Emirates says it is further reducing trans-Tasman services in favour of more Qantas-operated flights as part of the pair’s global alliance.
The airline will cease daily Melbourne-Auckland and Brisbane-Auckland flights by March 2018, leaving Sydney-Christchurch as its only trans-Tasman service, having dropped Sydney-Auckland in June.
Further, Emirates has also flagged more nonstop services between Dubai and New Zealand as part of its network changes. It currently operates an Airbus A380 Auckland-Dubai nonstop service, the second-longest scheduled airline flight in the world by distance.
In their place will be seven more Qantas flights a week on the Melbourne route, and two additional services on the Brisbane route, the two carriers said in a joint-statement on Wednesday.
The move represents a capacity reduction on the Tasman given Qantas operates a mix of Boeing 737-800s and Airbus A330s on its Australia-New Zealand services, which have fewer seats than Emirates’ A380 flights.
Emirates said the end of its own flights between Auckland and Australia would allow for schedule changes for a “better spread of departure times” on services to and from its Dubai hub.
Further, the airline said it was “evaluating potential new direct services between New Zealand and Dubai”.
Qantas chief executive Alan Joyce said the changes reflected “customer demand, new aircraft technology and our respective network strengths”.
“The premise of the partnership has always been that we could serve our customers better together. That’s certainly been true for the past five years and now we’re evolving our joint network so we can serve them even better for the next five,” Joyce said in a statement
The changes are part of the the pair’s application to authorities in Australia and New Zealand to extend the alliance that was first struck in 2013 for a further five years, and which also cover previously announced return to Sydney-Singapore-London Heathrow flights and the start of Melbourne-Perth-London Heathrow Boeing 787-9 services.
“Reauthorisation of the partnership will allow us to leverage our combined network strengths to offer customers even more flight choices and reciprocal benefits for our millions of frequent flyer members,” Emirates president Sir Tim Clark said.
That pullback in seats should be welcomed by Air New Zealand and Virgin Australia, who have a joint-venture on trans-Tasman routes.
Air New Zealand chief executive Christopher Luxon noted recently the airline’s trans-Tasman network had been “very challenged for about a year” and suffered a weak 2016/17 first half due to increased competitive capacity and a decline in connecting passengers because of new direct services to New Zealand. However, Luxon there have been some improvements since then, albeit off a low base.

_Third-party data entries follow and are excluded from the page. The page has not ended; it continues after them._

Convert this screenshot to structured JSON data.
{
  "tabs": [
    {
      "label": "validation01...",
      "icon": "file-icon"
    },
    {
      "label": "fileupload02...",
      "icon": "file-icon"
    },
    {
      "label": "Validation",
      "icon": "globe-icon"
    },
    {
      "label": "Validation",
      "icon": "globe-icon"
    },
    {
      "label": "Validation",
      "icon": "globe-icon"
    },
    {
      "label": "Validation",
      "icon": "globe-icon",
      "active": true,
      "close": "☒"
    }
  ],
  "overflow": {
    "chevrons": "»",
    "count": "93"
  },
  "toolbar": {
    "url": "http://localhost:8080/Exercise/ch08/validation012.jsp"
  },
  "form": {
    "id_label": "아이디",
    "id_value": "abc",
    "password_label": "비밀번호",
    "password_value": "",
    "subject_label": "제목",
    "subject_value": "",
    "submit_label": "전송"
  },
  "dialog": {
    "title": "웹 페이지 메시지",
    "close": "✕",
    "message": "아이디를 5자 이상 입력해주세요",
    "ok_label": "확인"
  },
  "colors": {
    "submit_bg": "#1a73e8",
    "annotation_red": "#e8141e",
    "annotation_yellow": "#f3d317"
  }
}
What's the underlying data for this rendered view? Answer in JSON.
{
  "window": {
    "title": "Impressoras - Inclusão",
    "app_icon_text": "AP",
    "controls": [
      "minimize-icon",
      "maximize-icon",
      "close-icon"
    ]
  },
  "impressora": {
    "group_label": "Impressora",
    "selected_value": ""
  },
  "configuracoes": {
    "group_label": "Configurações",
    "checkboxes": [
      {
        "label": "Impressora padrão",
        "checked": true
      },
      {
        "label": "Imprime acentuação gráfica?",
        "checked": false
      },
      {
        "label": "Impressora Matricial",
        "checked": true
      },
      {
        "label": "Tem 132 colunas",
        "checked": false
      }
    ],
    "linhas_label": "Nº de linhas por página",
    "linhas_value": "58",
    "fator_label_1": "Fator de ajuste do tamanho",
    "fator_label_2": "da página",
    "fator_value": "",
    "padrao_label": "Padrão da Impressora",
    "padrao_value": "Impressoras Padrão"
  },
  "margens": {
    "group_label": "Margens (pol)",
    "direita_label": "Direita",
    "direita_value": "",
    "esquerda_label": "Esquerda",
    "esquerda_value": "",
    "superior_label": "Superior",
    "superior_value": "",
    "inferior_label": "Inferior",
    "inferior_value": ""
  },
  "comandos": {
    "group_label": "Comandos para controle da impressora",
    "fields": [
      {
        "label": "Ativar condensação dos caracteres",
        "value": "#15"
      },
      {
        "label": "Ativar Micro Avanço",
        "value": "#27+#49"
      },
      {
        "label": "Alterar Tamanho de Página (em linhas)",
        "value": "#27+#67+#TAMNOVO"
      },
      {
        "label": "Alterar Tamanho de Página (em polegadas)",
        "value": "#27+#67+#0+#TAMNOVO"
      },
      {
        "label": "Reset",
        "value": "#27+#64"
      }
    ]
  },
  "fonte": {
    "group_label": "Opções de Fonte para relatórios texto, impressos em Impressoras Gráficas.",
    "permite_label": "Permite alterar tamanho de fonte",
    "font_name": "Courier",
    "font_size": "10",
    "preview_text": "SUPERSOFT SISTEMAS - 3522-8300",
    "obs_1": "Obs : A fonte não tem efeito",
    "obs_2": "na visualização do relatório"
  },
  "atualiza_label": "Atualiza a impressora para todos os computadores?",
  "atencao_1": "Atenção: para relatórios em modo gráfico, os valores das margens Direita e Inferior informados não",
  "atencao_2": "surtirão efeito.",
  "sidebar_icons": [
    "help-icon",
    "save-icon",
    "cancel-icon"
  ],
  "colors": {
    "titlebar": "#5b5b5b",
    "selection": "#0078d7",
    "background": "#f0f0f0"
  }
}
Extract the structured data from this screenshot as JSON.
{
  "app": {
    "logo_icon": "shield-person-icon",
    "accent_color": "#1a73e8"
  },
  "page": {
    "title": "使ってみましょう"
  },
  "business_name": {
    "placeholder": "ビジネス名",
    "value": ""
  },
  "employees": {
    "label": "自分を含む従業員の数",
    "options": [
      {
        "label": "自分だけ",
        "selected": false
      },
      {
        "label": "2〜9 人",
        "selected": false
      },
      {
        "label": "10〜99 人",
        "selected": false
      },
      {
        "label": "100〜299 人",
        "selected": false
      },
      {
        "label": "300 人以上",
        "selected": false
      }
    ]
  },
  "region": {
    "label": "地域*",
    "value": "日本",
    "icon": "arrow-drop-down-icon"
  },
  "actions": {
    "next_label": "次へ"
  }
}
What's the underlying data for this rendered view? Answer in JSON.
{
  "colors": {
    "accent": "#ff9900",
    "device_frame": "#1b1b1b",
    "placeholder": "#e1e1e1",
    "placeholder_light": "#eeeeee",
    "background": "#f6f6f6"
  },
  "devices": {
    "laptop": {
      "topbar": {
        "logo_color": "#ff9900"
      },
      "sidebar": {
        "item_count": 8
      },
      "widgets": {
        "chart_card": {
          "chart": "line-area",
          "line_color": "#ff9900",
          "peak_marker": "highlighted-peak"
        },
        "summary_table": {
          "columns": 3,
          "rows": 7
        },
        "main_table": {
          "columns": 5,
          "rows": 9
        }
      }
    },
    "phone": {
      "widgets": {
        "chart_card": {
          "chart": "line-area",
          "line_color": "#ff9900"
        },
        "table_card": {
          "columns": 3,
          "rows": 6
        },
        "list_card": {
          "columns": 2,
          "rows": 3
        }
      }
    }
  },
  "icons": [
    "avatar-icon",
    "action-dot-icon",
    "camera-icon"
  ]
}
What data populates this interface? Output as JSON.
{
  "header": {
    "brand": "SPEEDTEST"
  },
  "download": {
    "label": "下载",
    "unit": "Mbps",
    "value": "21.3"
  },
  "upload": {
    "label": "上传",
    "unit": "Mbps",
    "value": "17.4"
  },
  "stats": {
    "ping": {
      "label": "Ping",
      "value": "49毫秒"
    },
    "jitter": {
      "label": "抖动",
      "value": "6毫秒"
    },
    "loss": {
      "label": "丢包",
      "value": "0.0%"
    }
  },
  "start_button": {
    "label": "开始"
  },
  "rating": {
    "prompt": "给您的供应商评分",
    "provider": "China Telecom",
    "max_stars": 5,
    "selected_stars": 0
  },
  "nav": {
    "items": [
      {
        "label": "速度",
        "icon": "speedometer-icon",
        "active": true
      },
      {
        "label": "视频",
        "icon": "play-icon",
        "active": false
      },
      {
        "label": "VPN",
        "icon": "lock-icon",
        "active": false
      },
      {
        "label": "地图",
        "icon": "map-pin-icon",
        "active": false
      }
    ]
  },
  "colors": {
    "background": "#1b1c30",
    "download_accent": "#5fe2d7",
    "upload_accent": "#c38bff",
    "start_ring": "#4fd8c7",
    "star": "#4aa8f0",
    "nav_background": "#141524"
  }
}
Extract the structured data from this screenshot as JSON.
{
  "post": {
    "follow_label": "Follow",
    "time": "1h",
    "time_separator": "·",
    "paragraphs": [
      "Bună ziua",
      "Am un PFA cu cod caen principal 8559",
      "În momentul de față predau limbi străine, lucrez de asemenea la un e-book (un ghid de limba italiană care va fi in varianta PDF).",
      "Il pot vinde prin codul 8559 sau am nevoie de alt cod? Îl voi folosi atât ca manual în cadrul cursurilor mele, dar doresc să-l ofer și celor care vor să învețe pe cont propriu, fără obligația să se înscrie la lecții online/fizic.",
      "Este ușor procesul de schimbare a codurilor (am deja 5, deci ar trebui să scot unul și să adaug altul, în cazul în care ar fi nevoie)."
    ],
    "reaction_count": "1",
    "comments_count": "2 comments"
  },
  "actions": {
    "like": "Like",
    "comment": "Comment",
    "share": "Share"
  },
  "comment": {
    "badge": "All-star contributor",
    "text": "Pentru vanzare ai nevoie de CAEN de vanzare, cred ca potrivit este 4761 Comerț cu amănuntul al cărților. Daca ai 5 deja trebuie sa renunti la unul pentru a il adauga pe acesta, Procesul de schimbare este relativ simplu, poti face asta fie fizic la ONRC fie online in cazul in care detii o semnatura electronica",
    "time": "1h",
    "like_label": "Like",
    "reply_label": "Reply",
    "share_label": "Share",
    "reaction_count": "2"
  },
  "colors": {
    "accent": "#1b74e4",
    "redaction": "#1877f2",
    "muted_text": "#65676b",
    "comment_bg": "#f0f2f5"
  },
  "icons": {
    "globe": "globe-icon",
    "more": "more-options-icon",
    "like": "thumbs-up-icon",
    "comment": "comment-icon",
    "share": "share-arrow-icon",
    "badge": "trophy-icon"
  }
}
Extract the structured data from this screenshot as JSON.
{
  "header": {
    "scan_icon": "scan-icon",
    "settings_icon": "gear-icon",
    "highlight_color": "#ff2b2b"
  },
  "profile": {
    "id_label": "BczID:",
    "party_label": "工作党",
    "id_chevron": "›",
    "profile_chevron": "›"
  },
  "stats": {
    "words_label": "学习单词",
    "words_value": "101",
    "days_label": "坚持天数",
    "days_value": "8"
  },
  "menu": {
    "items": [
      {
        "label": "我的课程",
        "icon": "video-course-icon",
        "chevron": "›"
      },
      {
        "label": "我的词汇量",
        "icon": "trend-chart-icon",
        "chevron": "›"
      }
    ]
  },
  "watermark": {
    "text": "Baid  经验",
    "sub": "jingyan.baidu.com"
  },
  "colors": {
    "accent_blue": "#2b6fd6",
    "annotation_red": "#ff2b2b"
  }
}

In addition to the cuts from Emirates, some fifth-freedom operators have also decided to pull out of the trans-Tasman market. China Airlines is due to end its Sydney to Christchurch service at the end of October, with Sydney-Auckland to wind up at the start of December.
And Philippine Airlines is switching its Manila-Cairns-Auckland rotation in favour of a nonstop Manila-Auckland offering from December 6.